The Night Is Dark And Full of…Spoilers?
So this section was typically used for explicit ways that each episode connected with future events in the books, but…well, that’s maybe not as productive now (at least not here). So I’m going to mix it up in this section, using it as a spot to reflect on either theories from the books that are brought up by the episodes (I saw some chatter on Twitter about Melisandre’s identity related to this bit of history), or in some cases a consideration of how the show’s path forward ties into where the books are likely headed.
This week, I was struck by the way Dany’s brief time as a Dothraki slave reminded me of Tyrion’s time as a slave in A Dance With Dragons. I don’t think anyone was shocked when the show skipped over Penny and Tyrion’s time in captivity to elevate Tyrion into a more central role in Meereen—it would have made no sense to isolate Tyrion in the show, where convergence is more valued and where Dinklage has been such an asset. But Dany’s brief game of wits with Khal Moro hit on similar beats, of going from someone of significant title to nothing, except that Dany’s claim to the title of khaleesi elevates her out of that position immediately.

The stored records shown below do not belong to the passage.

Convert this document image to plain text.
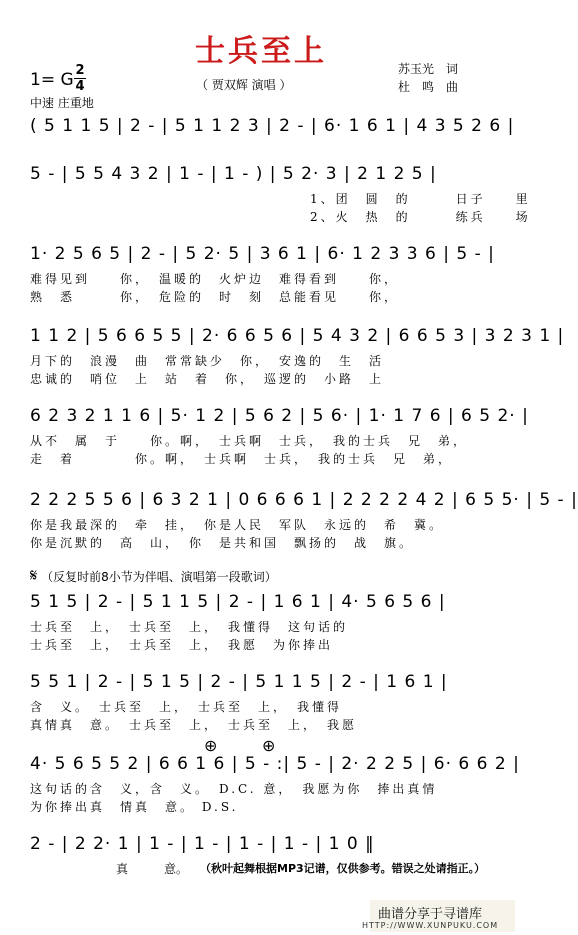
士兵至上
（ 贾双辉 演唱 ）
苏玉光　词
杜　鸣　曲
1= G 2
4
中速 庄重地
( 5 1 1 5 | 2 - | 5 1 1 2 3 | 2 - | 6· 1 6 1 | 4 3 5 2 6 |
5 - | 5 5 4 3 2 | 1 - | 1 - ) | 5 2· 3 | 2 1 2 5 |
1、团　圆　的　　　日子　　里
2、火　热　的　　　练兵　　场
1· 2 5 6 5 | 2 - | 5 2· 5 | 3 6 1 | 6· 1 2 3 3 6 | 5 - |
难得见到　　你，　温暖的　火炉边　难得看到　　你，
熟　悉　　　你，　危险的　时　刻　总能看见　　你，
1 1 2 | 5 6 6 5 5 | 2· 6 6 5 6 | 5 4 3 2 | 6 6 5 3 | 3 2 3 1 |
月下的　浪漫　曲　常常缺少　你，　安逸的　生　活
忠诚的　哨位　上　站　着　你，　巡逻的　小路　上
6 2 3 2 1 1 6 | 5· 1 2 | 5 6 2 | 5 6· | 1· 1 7 6 | 6 5 2· |
从不　属　于　　你。啊，　士兵啊　士兵，　我的士兵　兄　弟，
走　着　　　　你。啊，　士兵啊　士兵，　我的士兵　兄　弟，
2 2 2 5 5 6 | 6 3 2 1 | 0 6 6 6 1 | 2 2 2 2 4 2 | 6 5 5· | 5 - |
你是我最深的　牵　挂，　你是人民　军队　永远的　希　冀。
你是沉默的　高　山，　你　是共和国　飘扬的　战　旗。
𝄋 （反复时前8小节为伴唱、演唱第一段歌词）
5 1 5 | 2 - | 5 1 1 5 | 2 - | 1 6 1 | 4· 5 6 5 6 |
士兵至　上，　士兵至　上，　我懂得　这句话的
士兵至　上，　士兵至　上，　我愿　为你捧出
5 5 1 | 2 - | 5 1 5 | 2 - | 5 1 1 5 | 2 - | 1 6 1 |
含　义。　士兵至　上，　士兵至　上，　我懂得
真情真　意。　士兵至　上，　士兵至　上，　我愿
⊕	⊕
4· 5 6 5 5 2 | 6 6 1 6 | 5 - :| 5 - | 2· 2 2 5 | 6· 6 6 2 |
这句话的含　义，含　义。　D.C. 意，　我愿为你　捧出真情
为你捧出真　情真　意。 D.S.
2 - | 2 2· 1 | 1 - | 1 - | 1 - | 1 - | 1 0 ‖
真　　　意。 （秋叶起舞根据MP3记谱，仅供参考。错误之处请指正。）
曲谱分享于寻谱库
HTTP://WWW.XUNPUKU.COM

It remains unclear how much this is going to line up with Martin’s plans for the story (I guess we can presume he’d have dragged it out more, if nothing else), but the similarities remind us how often Martin likes to isolate his characters, and how similar those stories can feel at times.
Meanwhile, I’d be interested to hear more from you about what you’d want this section to be—these reviews will still be from the perspective of a book reader, and create a comment community of similar mind, but I’d like to explore the relationship between the show and the book in some new ways, so I’m open to suggestions.